The family room is the only ground-floor space that utilizes the curved geometry, a strategy that unifies the overall composition. It also allowed the room to have the required area and not violate required setbacks from the adjacent studio building (visible through the windows to the right).
View of the computer model from the street side, above the patio. The master bedroom suite is located over the entire west wing of the original house. The stair space, which is constructed outside the original first floor footprint, is partially captured by the curved wall that encloses the study/office space that projects from the main volume of the second floor addition.
East/west section through the computer model. The new second floor is supported independently at an elevation that allowed the existing living room roof to remain in place (stripped of its waterproof membrane). This created an interstitial space to run utilities and would also act as a sound barrier between the spaces.

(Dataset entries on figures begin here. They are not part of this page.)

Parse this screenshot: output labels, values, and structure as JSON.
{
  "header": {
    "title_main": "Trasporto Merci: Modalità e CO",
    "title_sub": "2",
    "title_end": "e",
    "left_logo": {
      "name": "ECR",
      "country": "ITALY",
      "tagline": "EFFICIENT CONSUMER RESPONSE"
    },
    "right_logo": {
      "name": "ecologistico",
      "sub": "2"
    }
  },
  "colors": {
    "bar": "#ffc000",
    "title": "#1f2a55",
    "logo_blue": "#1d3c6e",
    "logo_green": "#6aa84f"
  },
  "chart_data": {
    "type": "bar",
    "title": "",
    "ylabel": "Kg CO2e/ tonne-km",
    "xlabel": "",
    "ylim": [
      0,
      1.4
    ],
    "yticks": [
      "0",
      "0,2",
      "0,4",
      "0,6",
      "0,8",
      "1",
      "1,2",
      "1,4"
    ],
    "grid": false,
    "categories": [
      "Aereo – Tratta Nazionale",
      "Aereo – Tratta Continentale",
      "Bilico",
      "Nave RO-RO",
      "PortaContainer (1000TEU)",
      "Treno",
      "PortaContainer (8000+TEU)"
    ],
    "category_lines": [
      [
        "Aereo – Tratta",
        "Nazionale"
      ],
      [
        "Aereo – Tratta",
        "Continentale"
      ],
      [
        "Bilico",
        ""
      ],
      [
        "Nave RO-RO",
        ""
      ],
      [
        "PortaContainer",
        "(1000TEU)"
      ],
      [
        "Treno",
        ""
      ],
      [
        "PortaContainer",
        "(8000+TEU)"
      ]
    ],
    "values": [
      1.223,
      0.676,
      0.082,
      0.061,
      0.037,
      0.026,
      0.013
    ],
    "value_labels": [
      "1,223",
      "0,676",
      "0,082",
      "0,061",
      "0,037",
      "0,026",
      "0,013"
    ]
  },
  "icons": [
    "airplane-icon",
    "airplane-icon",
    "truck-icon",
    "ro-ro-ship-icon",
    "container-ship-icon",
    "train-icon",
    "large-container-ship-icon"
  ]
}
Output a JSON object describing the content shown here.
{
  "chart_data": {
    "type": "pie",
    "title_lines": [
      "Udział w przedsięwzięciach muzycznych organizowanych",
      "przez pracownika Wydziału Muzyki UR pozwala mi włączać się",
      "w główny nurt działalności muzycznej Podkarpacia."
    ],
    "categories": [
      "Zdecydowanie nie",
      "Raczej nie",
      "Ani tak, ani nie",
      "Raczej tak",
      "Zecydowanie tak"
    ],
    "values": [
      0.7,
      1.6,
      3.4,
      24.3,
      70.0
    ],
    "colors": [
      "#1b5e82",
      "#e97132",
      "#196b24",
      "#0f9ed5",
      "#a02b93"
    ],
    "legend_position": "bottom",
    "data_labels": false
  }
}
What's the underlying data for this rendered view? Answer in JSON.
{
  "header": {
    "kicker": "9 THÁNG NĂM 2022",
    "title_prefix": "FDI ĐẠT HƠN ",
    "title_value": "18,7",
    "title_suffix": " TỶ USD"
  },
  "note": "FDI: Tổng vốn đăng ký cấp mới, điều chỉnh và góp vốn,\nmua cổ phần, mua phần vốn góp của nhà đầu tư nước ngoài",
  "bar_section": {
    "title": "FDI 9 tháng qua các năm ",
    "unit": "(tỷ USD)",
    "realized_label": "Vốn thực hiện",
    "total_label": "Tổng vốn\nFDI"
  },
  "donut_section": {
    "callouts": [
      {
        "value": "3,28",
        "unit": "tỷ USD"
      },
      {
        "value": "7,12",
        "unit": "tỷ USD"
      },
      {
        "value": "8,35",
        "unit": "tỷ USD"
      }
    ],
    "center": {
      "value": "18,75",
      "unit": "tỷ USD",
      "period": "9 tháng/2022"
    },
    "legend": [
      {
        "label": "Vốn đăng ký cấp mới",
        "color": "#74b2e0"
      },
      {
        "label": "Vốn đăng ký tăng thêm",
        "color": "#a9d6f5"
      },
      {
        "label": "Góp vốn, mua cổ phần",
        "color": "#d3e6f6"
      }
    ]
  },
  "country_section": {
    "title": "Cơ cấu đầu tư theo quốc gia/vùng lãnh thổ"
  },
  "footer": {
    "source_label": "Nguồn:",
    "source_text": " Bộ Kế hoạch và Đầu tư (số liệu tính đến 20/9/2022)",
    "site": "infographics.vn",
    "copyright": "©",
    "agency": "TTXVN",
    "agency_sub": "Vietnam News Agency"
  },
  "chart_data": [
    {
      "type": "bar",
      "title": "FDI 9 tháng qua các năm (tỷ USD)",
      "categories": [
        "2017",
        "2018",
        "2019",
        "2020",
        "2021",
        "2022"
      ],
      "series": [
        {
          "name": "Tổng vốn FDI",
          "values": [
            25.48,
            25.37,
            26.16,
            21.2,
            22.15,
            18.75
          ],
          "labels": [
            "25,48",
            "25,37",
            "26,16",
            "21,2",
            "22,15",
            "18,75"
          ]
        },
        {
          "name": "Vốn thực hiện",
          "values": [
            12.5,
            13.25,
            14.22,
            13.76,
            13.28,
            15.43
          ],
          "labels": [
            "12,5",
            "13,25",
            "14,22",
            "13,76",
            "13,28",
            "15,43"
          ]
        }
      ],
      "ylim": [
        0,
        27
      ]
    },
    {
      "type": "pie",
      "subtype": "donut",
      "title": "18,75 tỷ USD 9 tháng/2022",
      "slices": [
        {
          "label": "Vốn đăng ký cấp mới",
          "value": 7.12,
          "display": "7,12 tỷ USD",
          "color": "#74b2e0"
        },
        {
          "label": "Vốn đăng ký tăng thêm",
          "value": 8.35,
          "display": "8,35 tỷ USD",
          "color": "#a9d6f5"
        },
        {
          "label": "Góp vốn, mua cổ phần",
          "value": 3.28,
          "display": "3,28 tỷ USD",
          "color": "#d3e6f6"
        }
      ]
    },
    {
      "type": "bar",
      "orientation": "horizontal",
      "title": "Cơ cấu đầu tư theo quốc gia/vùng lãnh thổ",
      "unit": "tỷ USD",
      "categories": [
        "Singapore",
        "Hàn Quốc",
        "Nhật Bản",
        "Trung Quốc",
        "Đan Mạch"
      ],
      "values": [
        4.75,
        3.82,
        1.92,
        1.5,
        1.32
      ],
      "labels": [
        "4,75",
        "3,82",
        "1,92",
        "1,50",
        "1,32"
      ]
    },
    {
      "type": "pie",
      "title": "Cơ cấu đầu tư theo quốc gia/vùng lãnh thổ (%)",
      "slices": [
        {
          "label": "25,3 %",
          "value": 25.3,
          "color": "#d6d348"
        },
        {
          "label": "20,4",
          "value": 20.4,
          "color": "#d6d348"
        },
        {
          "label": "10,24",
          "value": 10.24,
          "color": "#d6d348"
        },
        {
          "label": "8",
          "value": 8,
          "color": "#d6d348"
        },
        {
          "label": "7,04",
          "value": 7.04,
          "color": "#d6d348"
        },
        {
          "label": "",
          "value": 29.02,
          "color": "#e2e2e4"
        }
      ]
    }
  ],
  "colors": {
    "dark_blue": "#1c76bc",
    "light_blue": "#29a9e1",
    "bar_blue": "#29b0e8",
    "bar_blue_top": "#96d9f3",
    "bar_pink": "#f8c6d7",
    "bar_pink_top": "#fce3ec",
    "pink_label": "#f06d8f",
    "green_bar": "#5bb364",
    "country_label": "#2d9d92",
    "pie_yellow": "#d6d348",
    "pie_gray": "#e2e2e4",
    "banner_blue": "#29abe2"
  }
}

Flattened view of the computer model from the south. The curved wall that extends to create the balcony wall of the master bedroom is prominently featured, as is the wood-framed glass wall that encloses the two story stair space.
Flattened view of the computer model from the north (rear yard). The shape of the family room projects out from the main masses of the first level. The curved north wall of the master bath is visible above. The slot window provides a view to Century City for someone sitting in the bathtub.
View of family room prow, looking toward the studio building. The prow affords a 180-degree view of the backyard and is a popular place for the cat to spend the afternoon napping.
Wing and Wing Modifications and Additions
With partial ocean and mountain views, this addition features a new bedroom, bath, closet and study on a new second level and a family room on the existing first story. The view of sailboats inspired the wing and wing design.
The configuration of walls and fenestration of the existing one-story house did not provide an opportunity to support the second-floor addition without extreme compromise. The design solution employed a steel moment frame built outside of the original structure that supports both the vertical and lateral loads of the new upper floor. This system also provides a framework for floating enclosure walls on the second-level that were shaped by criteria other than structural requirements, and therefore did not have to be orthogonal, straight, or plumb.
Computer model of the project. The original house plan is approximately an octagonal Z-shape, with the front bar of the Z set at a slightly skewed angle, to parallel the property configuration. This bar housed the living room, the east-facing wall of which was largely a carpenter-built wood window system from floor to ceiling. The 4x6 roof structure was exposed throughout, under the low-pitched roofs.
The idea was to create a compositional contrast to the geometry of the first floor, and to carefully edit views to the surrounding landscape and distant views to the ocean and mountains. Some proximate features were best left obscured, so prominent portions of the second floor enclosure walls were curved into sail-like shapes. This geometry was inspired by the boats moving in an out of the nearby marina and represented an appropriate metaphor for life in modern times, at least to the architect.